Louisville Mayor names Yvette Gentry as new interim Chief of LMPD
Louisville Mayor Greg Fischer announced today that interim LMPD Chief Rob Schroeder is retiring from the department, and former LMPD Deputy Chief Yvette Gentry has agreed to serve in the interim role until a new permanent Chief is installed.
Gentry retired from LMPD in 2014 after serving more than 20 years in investigations, strategic planning, budgeting and patrol; she became deputy chief in 2011. A year later, Mayor Fischer named her as the city’s Chief of Community Building, a role she held until 2017. Gentry is taking a leave of absence from her current roles in philanthropy at the Rajon Rondo Foundation and Metro United Way to serve until a permanent LMPD Chief is in place.
Gentry, who will be the first female to ever lead the LMPD in its 200-plus year history, did not apply for the permanent chief position and said she has no interest in serving longer than it takes to give a new chief a successful transition period.
“I am taking a pause from positions that have provided me time to heal and enjoy my family,” Gentry said. “I am returning to the high-stress law-enforcement field in large part to help lead a call to action for those willing to do the work it takes to heal our city – and provide truth so we can have reconciliation, and create a system of justice rooted in equity.”

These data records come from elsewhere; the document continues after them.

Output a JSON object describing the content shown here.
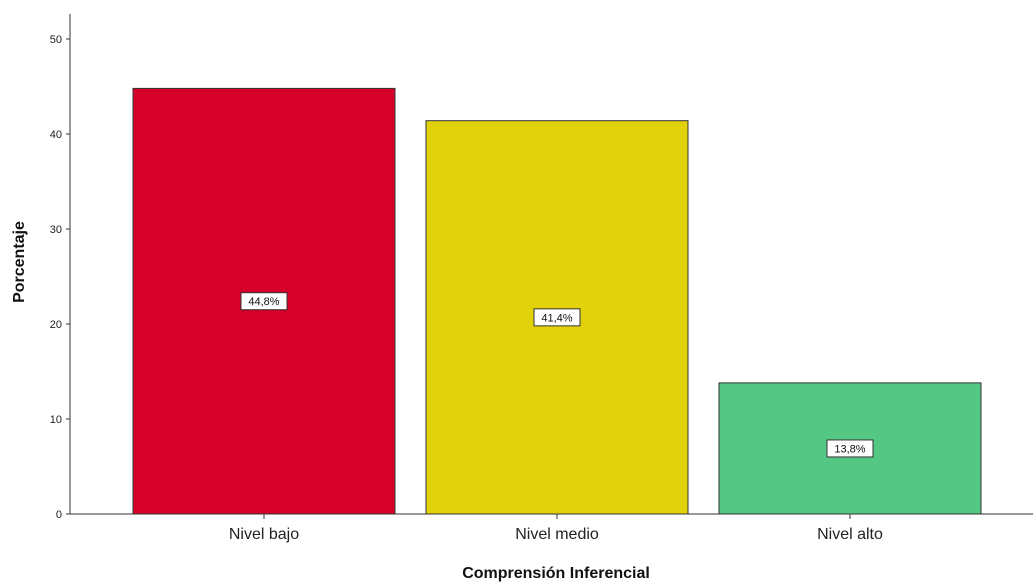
{
  "chart_data": {
    "type": "bar",
    "title": "",
    "xlabel": "Comprensión Inferencial",
    "ylabel": "Porcentaje",
    "ylim": [
      0,
      50
    ],
    "yticks": [
      "0",
      "10",
      "20",
      "30",
      "40",
      "50"
    ],
    "categories": [
      "Nivel bajo",
      "Nivel medio",
      "Nivel alto"
    ],
    "values": [
      44.8,
      41.4,
      13.8
    ],
    "data_labels": [
      "44,8%",
      "41,4%",
      "13,8%"
    ],
    "colors": [
      "#d6002a",
      "#e2d20b",
      "#55c785"
    ],
    "grid": false,
    "legend": "none"
  }
}
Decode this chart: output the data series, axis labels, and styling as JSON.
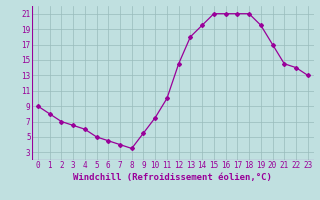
{
  "x": [
    0,
    1,
    2,
    3,
    4,
    5,
    6,
    7,
    8,
    9,
    10,
    11,
    12,
    13,
    14,
    15,
    16,
    17,
    18,
    19,
    20,
    21,
    22,
    23
  ],
  "y": [
    9,
    8,
    7,
    6.5,
    6,
    5,
    4.5,
    4,
    3.5,
    5.5,
    7.5,
    10,
    14.5,
    18,
    19.5,
    21,
    21,
    21,
    21,
    19.5,
    17,
    14.5,
    14,
    13
  ],
  "line_color": "#990099",
  "marker": "D",
  "marker_size": 2,
  "background_color": "#c0e0e0",
  "grid_color": "#99bbbb",
  "xlabel": "Windchill (Refroidissement éolien,°C)",
  "xlabel_fontsize": 6.5,
  "tick_fontsize": 5.5,
  "ylim": [
    2,
    22
  ],
  "yticks": [
    3,
    5,
    7,
    9,
    11,
    13,
    15,
    17,
    19,
    21
  ],
  "xlim": [
    -0.5,
    23.5
  ],
  "xticks": [
    0,
    1,
    2,
    3,
    4,
    5,
    6,
    7,
    8,
    9,
    10,
    11,
    12,
    13,
    14,
    15,
    16,
    17,
    18,
    19,
    20,
    21,
    22,
    23
  ]
}
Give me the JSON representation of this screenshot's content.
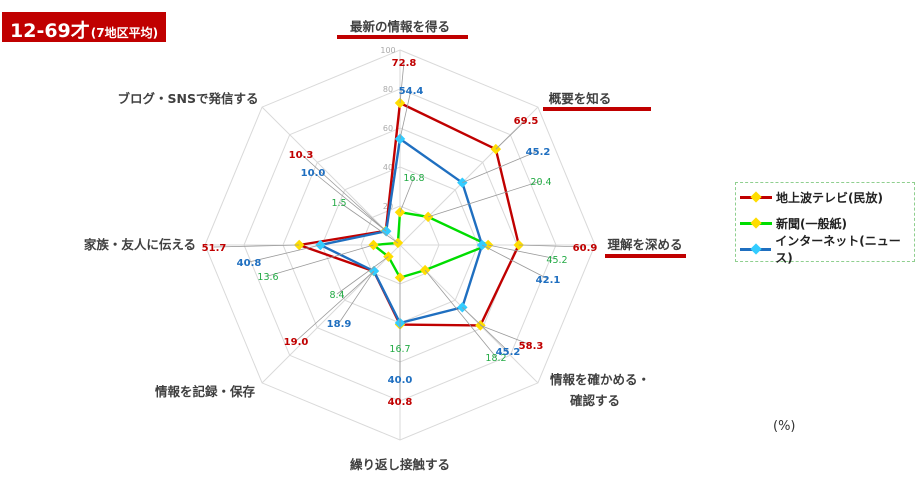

The Mayor noted that Chief Schroeder had agreed to take the interim role for four months, and is moving on to prioritize his family and his health, and complete his doctorate.
“Many, many thanks to Chief Schroeder for stepping in during a tumultuous time for our city,” Mayor Fischer said. “Rob came into this role as a reformer and innovator, having led the implementation of police body cameras and the creation of the Real Time Crime Center, and continued that path of reform as interim Chief – helping implement Breonna’s Law, new rules on duty to intervene, restrictions on use of force and tear gas, and moving to more quickly clear a backlog of internal investigations.
“I greatly appreciate Rob’s commitment to our city,” the Mayor added, “and I know some city will be very lucky to have him as police chief when he is ready to pursue that role on a permanent basis.”
Chief Schroeder said: “I am grateful to have had this opportunity to serve the city and the police department that I love. I am deeply proud of the men and women of LMPD, and how committed they are to keeping our city and our residents safe.”
The Mayor said he’s also deeply appreciative of Gentry’s willingness to take on this interim role.
“Yvette brings the unparalleled experience and strong community relationships needed to lead LMPD until a permanent Chief is in place,” the Mayor said, “and she is passionate about working to help her city address systemic racism and reimagine public safety. She has never been shy about offering her advice, and I look forward to having her on the team as we move forward in selecting a permanent Chief.”
Gentry will report on Sept. 14th and will work with Chief Schroeder to ensure a smooth transition before his retirement begins on Oct. 1 and she becomes interim Chief.
The Mayor noted today that more than 20 people applied by the Aug. 31 application deadline for the permanent Chief role, and “we continue to follow the process that we laid out earlier this summer for selecting a new chief, which began with community engagement.”
The search is being conducted by the Police Executive Research Forum (PERF), a non-profit Washington, D.C.-based police research organization acclaimed for guiding cities across the country on issues such as reducing police use of force; developing community policing and problem-oriented policing; using technology to deliver police services to the community; and evaluating crime reduction strategies. For 30 years, PERF has identified the most skilled professionals in the field and assisted cities in recruiting and selecting well-qualified candidates.
Before posting the job description and soliciting applications, the city and PERF received input from more than 10,000 people who responded to an online survey about qualities a new chief should have, as well as input that came through nearly two dozen listening sessions with focus groups throughout the community. These meetings, held both in person and virtually, included a variety of constituencies: Metro Council and other elected officials, the business community, faith leaders, the international community, activist groups, LMPD, and others.
Next steps in the hiring process include working with PERF to review, vet and sort the applicants, based on how their qualifications line up with those that the community helped create. A small group will then convene to review the list, narrow it, conduct interviews, and identify top candidates who appear best suited to lead the LMPD. That process will also involve the community and LMPD by incorporating the input previously collected, as well as an opportunity to ask questions of the candidates. Anyone interested in suggesting interview questions can email them to:LouisvilleChiefQuestions@policeforum.org.
Mayor Fischer is expected to name the new permanent Chief by the end of the year.